Жанна. Ах, это! Да я уж и не помню. Сначала, кажется, было больно, но потом все спуталось, и дальше я уж была вроде как не в себе, пока не высвободилась из тела. Ты только не вздумай поэтому совать руки в огонь — не надейся, что он не горячий! Ну а как тебе тут жилось все эти годы?
Карл. Да ничего себе. Ты, может, не знаешь, а ведь я потом сам водил армии в бой и выигрывал сражения. Сам лазил в ров, по пояс в грязи и в крови, и на осадную лестницу под дождем из камней и кипящей смолы. Как ты.

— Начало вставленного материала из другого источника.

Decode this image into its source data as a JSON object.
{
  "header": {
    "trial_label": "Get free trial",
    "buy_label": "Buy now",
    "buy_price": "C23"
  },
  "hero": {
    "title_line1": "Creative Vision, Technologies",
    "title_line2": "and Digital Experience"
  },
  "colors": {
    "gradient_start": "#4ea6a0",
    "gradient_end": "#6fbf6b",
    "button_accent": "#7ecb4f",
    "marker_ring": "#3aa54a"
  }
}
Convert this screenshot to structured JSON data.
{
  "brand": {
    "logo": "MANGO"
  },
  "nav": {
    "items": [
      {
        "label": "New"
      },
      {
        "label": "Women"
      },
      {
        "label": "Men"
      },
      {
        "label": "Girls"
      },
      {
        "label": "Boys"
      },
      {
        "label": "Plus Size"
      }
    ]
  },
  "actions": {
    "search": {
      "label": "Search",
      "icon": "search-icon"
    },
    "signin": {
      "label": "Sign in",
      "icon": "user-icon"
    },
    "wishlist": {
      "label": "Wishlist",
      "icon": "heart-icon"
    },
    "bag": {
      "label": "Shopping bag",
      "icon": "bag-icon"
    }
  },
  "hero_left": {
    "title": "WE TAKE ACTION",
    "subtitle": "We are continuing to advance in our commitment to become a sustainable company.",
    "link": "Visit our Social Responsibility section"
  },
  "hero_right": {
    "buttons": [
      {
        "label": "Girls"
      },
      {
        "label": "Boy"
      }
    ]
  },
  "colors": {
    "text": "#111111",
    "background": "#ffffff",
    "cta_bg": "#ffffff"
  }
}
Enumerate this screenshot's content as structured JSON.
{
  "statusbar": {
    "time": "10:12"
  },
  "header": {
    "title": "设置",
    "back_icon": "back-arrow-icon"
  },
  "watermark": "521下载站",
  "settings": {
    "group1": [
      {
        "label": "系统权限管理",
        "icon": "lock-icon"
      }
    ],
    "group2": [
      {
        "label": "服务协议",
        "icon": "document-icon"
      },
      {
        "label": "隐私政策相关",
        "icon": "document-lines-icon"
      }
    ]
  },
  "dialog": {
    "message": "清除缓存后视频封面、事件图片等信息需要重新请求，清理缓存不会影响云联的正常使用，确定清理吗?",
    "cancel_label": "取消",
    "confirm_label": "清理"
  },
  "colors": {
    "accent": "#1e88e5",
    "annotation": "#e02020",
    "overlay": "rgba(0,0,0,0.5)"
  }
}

Жанна. Нет, правда? Значит, мне все-таки удалось сделать из тебя человека, Чарли?
Карл. Я теперь Карл Победоносный. Пришлось быть храбрым, потому что ты была храбра. Ну и Агнес меня немножко подбодрила.
Жанна. Агнес? Это кто такая?
Карл. Агнес Сорель. Одна женщина, в которую я был влюблен. Я часто вижу ее во сне. А тебя никогда не видал до этого раза.
Жанна. Она тоже умерла, как и я?
Карл. Да, но она была не такая, как ты. Она была очень красива.
Жанна (весело смеется). Ха, ха! Да, уж меня никто бы не назвал красавицей. Я была малость грубовата, настоящий солдат. Почти как мужчина. И жаль, что я не родилась мужчиной — меньше было бы от меня беспокойства. А впрочем, нет: душой я всегда стремилась ввысь, и слава Господня сияла передо мной. Так что, мужчина или женщина, а я бы все равно не оставила вас в покое, пока вы сидели, увязнув носами в болоте. Но скажи мне, что произошло с того дня, когда вы, умники, не сумели ничего лучше придумать, как превратить меня в горсточку пепла?
Карл. Твоя мать и твои братья обратились в суд с требованием пересмотреть твое дело. И суд постановил, что твои судьи были повинны в умышленном обмане, лицеприятии, подкупности и злобе.
Жанна. Ну и неверно. Они судили честно. Дураки, конечно, были. Этакие честные глупцы всегда жгут тех, кто поумнее. Но эти были не хуже других.
Карл. Приговор над тобой отменен, упразднен, уничтожен, объявлен недействительным, не имеющим обязательности и силы.
Жанна. Да ведь меня сожгли. Что они, могут меня воскресить?
Карл. Кабы могли, так еще очень бы подумали, раньше чем это сделать. Но они решили воздвигнуть красивый крест на том месте, где был костер, чтобы освятить и увековечить твою память.
Жанна. Не этот крест освятит мою память, а память обо мне освятит этот крест. (Отворачивается от Карла и отходит, забыв о нем.) Я переживу этот крест. Обо мне будут помнить и тогда, когда люди забудут даже, где стоял Руан.